A critical aspect of PEXL's selection process, the measurement of free cash flow growth, appears to be fundamentally flawed. The ETF evaluates a company's free cash flow by simply comparing its current year's free cash flow per share with that from five years prior. This simplistic approach fails to account for the dynamic nature of global markets and unforeseen events, such as widespread economic disruptions. For instance, the recent global health crisis severely impacted numerous industries, leading to significant fluctuations in financial metrics.

This reliance on a comparative five-year growth metric has inadvertently led PEXL to include a considerable number of companies that were profoundly affected by the COVID-19 pandemic's economic shutdowns. Among these are major players in the cruise line industry, such as Carnival and Royal Caribbean Cruises. These businesses experienced unprecedented operational halts and financial strain during the pandemic, which would naturally distort their free cash flow growth figures when compared to pre-pandemic levels. Such inclusions suggest a lack of resilience and stability within the ETF's holdings, contradicting the usual expectations for a well-managed fund.
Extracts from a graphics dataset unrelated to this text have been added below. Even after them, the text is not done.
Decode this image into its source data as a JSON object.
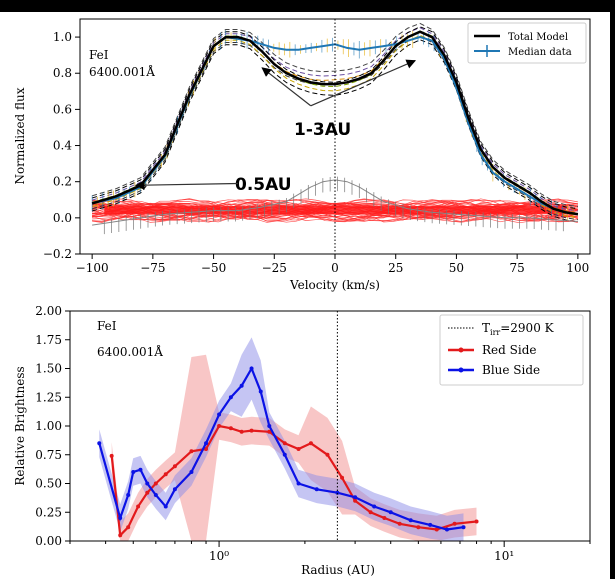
{
  "chart_data": [
    {
      "type": "line",
      "xlabel": "Velocity (km/s)",
      "ylabel": "Normalized flux",
      "xlim": [
        -105,
        105
      ],
      "ylim": [
        -0.2,
        1.1
      ],
      "xticks": [
        -100,
        -75,
        -50,
        -25,
        0,
        25,
        50,
        75,
        100
      ],
      "yticks": [
        -0.2,
        0.0,
        0.2,
        0.4,
        0.6,
        0.8,
        1.0
      ],
      "xtick_labels": [
        "−100",
        "−75",
        "−50",
        "−25",
        "0",
        "25",
        "50",
        "75",
        "100"
      ],
      "ytick_labels": [
        "−0.2",
        "0.0",
        "0.2",
        "0.4",
        "0.6",
        "0.8",
        "1.0"
      ],
      "text_label": "FeI",
      "line_label": "6400.001Å",
      "legend": {
        "placement": "top-right",
        "entries": [
          "Total Model",
          "Median data"
        ]
      },
      "vline_x": 0,
      "annotations": [
        {
          "text": "1-3AU",
          "x": -8,
          "y": 0.48,
          "arrow_targets": [
            [
              -30,
              0.83
            ],
            [
              33,
              0.87
            ]
          ],
          "arrow_origin": [
            -10,
            0.62
          ]
        },
        {
          "text": "0.5AU",
          "x": -40,
          "y": 0.18,
          "arrow_targets": [
            [
              -82,
              0.18
            ]
          ],
          "arrow_origin": [
            -40,
            0.19
          ]
        }
      ],
      "series": [
        {
          "name": "Total Model",
          "color": "#000000",
          "x": [
            -100,
            -90,
            -80,
            -70,
            -60,
            -50,
            -45,
            -40,
            -35,
            -30,
            -25,
            -20,
            -15,
            -10,
            -5,
            0,
            5,
            10,
            15,
            20,
            25,
            30,
            35,
            40,
            45,
            50,
            55,
            60,
            65,
            70,
            75,
            80,
            85,
            90,
            95,
            100
          ],
          "y": [
            0.08,
            0.12,
            0.18,
            0.35,
            0.68,
            0.95,
            1.0,
            1.0,
            0.98,
            0.92,
            0.85,
            0.8,
            0.77,
            0.75,
            0.74,
            0.74,
            0.75,
            0.77,
            0.8,
            0.87,
            0.95,
            1.0,
            1.03,
            1.0,
            0.9,
            0.75,
            0.55,
            0.38,
            0.28,
            0.22,
            0.18,
            0.14,
            0.09,
            0.05,
            0.03,
            0.02
          ]
        },
        {
          "name": "Median data",
          "color": "#1f77b4",
          "x": [
            -100,
            -90,
            -80,
            -70,
            -60,
            -50,
            -45,
            -40,
            -35,
            -30,
            -25,
            -20,
            -15,
            -10,
            -5,
            0,
            5,
            10,
            15,
            20,
            25,
            30,
            35,
            40,
            45,
            50,
            55,
            60,
            65,
            70,
            75,
            80,
            85,
            90,
            95,
            100
          ],
          "y": [
            0.08,
            0.11,
            0.17,
            0.34,
            0.67,
            0.95,
            1.0,
            0.99,
            0.98,
            0.96,
            0.94,
            0.93,
            0.93,
            0.94,
            0.95,
            0.96,
            0.94,
            0.93,
            0.94,
            0.95,
            0.96,
            0.98,
            1.0,
            0.98,
            0.88,
            0.72,
            0.52,
            0.35,
            0.25,
            0.2,
            0.16,
            0.12,
            0.08,
            0.05,
            0.03,
            0.02
          ]
        },
        {
          "name": "0.5AU component",
          "color": "#888888",
          "x": [
            -100,
            -90,
            -80,
            -70,
            -60,
            -50,
            -40,
            -30,
            -20,
            -15,
            -10,
            -5,
            0,
            5,
            10,
            15,
            20,
            30,
            40,
            50,
            60,
            70,
            80,
            90,
            100
          ],
          "y": [
            -0.04,
            -0.02,
            0.0,
            0.02,
            0.03,
            0.04,
            0.04,
            0.06,
            0.09,
            0.13,
            0.17,
            0.2,
            0.21,
            0.2,
            0.17,
            0.13,
            0.09,
            0.05,
            0.03,
            0.02,
            0.01,
            0.0,
            0.0,
            -0.01,
            -0.02
          ]
        }
      ]
    },
    {
      "type": "line",
      "xlabel": "Radius (AU)",
      "ylabel": "Relative Brightness",
      "xscale": "log",
      "xlim": [
        0.3,
        20
      ],
      "ylim": [
        0,
        2.0
      ],
      "yticks": [
        0.0,
        0.25,
        0.5,
        0.75,
        1.0,
        1.25,
        1.5,
        1.75,
        2.0
      ],
      "ytick_labels": [
        "0.00",
        "0.25",
        "0.50",
        "0.75",
        "1.00",
        "1.25",
        "1.50",
        "1.75",
        "2.00"
      ],
      "xticks_major": [
        1,
        10
      ],
      "xtick_labels": [
        "10⁰",
        "10¹"
      ],
      "text_label": "FeI",
      "line_label": "6400.001Å",
      "vline_x": 2.6,
      "legend": {
        "placement": "top-right",
        "entries": [
          "T_irr=2900 K",
          "Red Side",
          "Blue Side"
        ],
        "tirr_main": "T",
        "tirr_sub": "irr",
        "tirr_rest": "=2900 K"
      },
      "series": [
        {
          "name": "Red Side",
          "color": "#e31a1c",
          "x": [
            0.42,
            0.45,
            0.48,
            0.52,
            0.56,
            0.6,
            0.65,
            0.7,
            0.8,
            0.9,
            1.0,
            1.1,
            1.2,
            1.3,
            1.5,
            1.7,
            1.9,
            2.1,
            2.4,
            2.7,
            3.0,
            3.4,
            3.8,
            4.3,
            5.0,
            5.8,
            6.7,
            8.0
          ],
          "y": [
            0.74,
            0.05,
            0.12,
            0.3,
            0.42,
            0.5,
            0.58,
            0.65,
            0.78,
            0.8,
            1.0,
            0.98,
            0.95,
            0.96,
            0.95,
            0.85,
            0.8,
            0.85,
            0.75,
            0.55,
            0.35,
            0.25,
            0.2,
            0.15,
            0.12,
            0.1,
            0.15,
            0.17
          ]
        },
        {
          "name": "Blue Side",
          "color": "#0b12e6",
          "x": [
            0.38,
            0.45,
            0.48,
            0.5,
            0.53,
            0.56,
            0.6,
            0.65,
            0.7,
            0.8,
            0.9,
            1.0,
            1.1,
            1.2,
            1.3,
            1.4,
            1.5,
            1.7,
            1.9,
            2.2,
            2.6,
            3.0,
            3.5,
            4.0,
            4.7,
            5.5,
            6.3,
            7.2
          ],
          "y": [
            0.85,
            0.2,
            0.4,
            0.6,
            0.62,
            0.5,
            0.4,
            0.3,
            0.45,
            0.6,
            0.85,
            1.1,
            1.25,
            1.35,
            1.5,
            1.3,
            1.0,
            0.75,
            0.5,
            0.45,
            0.42,
            0.38,
            0.3,
            0.25,
            0.18,
            0.14,
            0.1,
            0.12
          ]
        }
      ]
    }
  ]
}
Furthermore, the ETF's underlying fundamentals raise questions about its long-term viability. Despite its stated objective of identifying 'export leaders', the composition of its portfolio, influenced by the aforementioned flawed methodology, does not consistently reflect a commitment to high-quality, stable investments. The inclusion of companies still recovering from significant economic setbacks, solely based on a narrow interpretation of cash flow growth, suggests an oversight in broader financial health and operational stability. This strategic misstep, coupled with an expense ratio of 0.60%, makes PEXL a less attractive option for investors seeking reliable growth and consistent returns.

In conclusion, the PEXL ETF's strategy, designed to identify leading U.S. export companies, exhibits significant weaknesses. The methodology's limitations, particularly its measurement of free cash flow growth, have resulted in a portfolio that includes financially vulnerable companies. This, combined with its notable expense ratio, signals that PEXL might not be a suitable choice for those prioritizing investment quality and resilience.